Two features are worth noting:

• The bore propagates leftward relative to the upstream fluid at a velocity $u_{J}^{\prime}=-u_{u}=-\sqrt{\frac{g H}{2} r(r+1)}.\label{eqn:14}$ Its speed is then $\left|u_{J}^{\prime}\right|=\sqrt{g H r} \sqrt{\frac{(r+1)}{2}}>\sqrt{g H r} \text { for } r>1.$ This speed is greater than the linear long wave speed, the “speed limit” for small-amplitude waves. This is an example of nonlinear speedup, the tendency for nonlinear effects to increase the speed of a disturbance. The greater the height of the bore (i.e., r), the greater the speedup.

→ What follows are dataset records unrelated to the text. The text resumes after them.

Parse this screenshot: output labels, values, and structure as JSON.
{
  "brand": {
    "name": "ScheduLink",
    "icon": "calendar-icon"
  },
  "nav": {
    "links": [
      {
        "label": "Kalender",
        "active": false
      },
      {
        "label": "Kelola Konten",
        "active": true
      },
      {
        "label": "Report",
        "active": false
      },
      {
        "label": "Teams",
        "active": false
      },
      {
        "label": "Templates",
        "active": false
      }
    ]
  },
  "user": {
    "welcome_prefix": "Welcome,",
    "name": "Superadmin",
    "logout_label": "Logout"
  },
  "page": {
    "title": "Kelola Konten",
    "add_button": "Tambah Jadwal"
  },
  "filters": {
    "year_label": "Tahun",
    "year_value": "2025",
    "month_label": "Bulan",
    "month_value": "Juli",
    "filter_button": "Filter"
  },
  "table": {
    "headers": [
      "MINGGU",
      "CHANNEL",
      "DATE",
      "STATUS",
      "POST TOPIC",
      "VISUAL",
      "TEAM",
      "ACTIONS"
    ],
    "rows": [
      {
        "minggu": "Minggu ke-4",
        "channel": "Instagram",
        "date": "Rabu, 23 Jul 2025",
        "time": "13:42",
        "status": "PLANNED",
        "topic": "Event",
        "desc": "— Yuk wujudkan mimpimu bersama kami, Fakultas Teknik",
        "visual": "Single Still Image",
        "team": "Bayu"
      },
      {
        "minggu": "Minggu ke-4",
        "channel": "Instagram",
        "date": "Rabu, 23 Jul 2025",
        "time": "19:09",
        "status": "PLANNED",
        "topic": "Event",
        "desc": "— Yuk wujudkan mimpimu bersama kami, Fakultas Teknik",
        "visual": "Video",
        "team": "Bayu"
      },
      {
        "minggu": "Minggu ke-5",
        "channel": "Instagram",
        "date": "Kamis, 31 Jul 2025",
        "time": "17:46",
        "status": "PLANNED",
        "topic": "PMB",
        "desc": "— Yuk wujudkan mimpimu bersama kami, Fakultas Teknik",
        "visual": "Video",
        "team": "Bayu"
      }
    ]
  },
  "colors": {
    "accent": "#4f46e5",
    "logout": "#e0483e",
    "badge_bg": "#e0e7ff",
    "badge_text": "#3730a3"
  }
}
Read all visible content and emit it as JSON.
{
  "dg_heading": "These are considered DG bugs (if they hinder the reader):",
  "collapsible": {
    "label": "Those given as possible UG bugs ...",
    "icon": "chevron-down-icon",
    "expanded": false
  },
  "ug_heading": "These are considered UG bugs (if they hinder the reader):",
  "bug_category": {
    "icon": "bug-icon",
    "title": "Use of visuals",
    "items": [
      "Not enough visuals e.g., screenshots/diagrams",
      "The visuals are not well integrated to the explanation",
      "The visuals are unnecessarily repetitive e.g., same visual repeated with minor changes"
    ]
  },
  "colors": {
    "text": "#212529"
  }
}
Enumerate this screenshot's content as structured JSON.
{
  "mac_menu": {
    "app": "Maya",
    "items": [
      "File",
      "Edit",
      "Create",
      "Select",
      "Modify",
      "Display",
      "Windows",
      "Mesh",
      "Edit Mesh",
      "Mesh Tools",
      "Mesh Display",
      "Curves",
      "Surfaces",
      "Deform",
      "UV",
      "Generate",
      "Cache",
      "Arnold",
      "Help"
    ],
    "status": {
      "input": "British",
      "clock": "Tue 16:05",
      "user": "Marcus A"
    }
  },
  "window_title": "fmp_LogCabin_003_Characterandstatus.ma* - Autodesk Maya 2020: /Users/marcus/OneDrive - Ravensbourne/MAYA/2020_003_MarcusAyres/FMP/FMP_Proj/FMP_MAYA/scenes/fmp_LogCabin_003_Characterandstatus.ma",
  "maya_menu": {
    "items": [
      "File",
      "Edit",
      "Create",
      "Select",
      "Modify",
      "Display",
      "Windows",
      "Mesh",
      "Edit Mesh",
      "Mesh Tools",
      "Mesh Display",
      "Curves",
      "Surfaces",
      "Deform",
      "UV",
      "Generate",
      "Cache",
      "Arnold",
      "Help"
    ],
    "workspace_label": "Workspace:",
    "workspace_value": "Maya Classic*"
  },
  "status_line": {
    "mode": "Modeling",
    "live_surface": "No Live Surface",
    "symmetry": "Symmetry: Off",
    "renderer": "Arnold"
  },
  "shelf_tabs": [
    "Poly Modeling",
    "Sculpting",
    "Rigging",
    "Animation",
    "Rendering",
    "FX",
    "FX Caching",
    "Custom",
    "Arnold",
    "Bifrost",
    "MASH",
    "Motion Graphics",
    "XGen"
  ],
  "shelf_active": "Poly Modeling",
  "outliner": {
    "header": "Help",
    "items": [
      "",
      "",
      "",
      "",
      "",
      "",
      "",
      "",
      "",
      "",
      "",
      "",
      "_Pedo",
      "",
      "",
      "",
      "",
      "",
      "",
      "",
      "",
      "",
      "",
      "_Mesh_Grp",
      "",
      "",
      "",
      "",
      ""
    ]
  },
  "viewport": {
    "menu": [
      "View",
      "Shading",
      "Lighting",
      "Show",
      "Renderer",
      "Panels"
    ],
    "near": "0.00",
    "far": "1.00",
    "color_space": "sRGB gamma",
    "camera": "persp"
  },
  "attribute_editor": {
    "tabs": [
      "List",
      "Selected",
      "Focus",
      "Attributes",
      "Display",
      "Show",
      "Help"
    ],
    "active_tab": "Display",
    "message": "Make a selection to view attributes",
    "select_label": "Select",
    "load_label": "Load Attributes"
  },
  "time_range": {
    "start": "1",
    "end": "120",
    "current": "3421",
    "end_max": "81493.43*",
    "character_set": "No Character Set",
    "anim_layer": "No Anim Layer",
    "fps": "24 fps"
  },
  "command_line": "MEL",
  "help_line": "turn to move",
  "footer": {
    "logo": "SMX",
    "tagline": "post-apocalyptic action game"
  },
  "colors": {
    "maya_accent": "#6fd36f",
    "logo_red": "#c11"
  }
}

• The flow behind the bore moves to the left with speed $\left|u_{d}^{\prime}\right|=\left|u_{d}-u_{u}\right|=\sqrt{\frac{g H}{2} r(r+1)}\left(1-\frac{1}{r}\right)<\sqrt{\frac{g H}{2} r(r+1)}$ This means that the current behind the bore moves more slowly than the bore itself. More specifically, the ratio of the speed of the water behind the bore to that of the bore itself is $\frac{u_{d}^{\prime}}{u_{J}^{\prime}}=1-\frac{1}{r}.$ Two limiting cases are of interest:
• In the limit $$r\rightarrow 1$$, the water behind the bore is nearly stationary ($$u^\prime_d\rightarrow 0$$). This is similar to the case of small-amplitude waves, where the surrounding water does not travel with the wave.
• In the limit $$r \rightarrow \inf$$, $$u^\prime_d \rightarrow u^\prime_J$$, i.e. when a large bore travels into shallow water, it becomes a “wall of water”, traveling almost as a solid object.

In some cases, both the bore and the upstream water are moving, e.g., a tidal bore advancing up a river. In that case, Equation $$\ref{eqn:14}$$ still gives the speed of the wave relative to the upstream flow that it is propagating into. If you know the speed of the upstream (or the downstream) flow, you can calculate the speed of the wave relative to the shore, or relative to any other reference frame that may be relevant.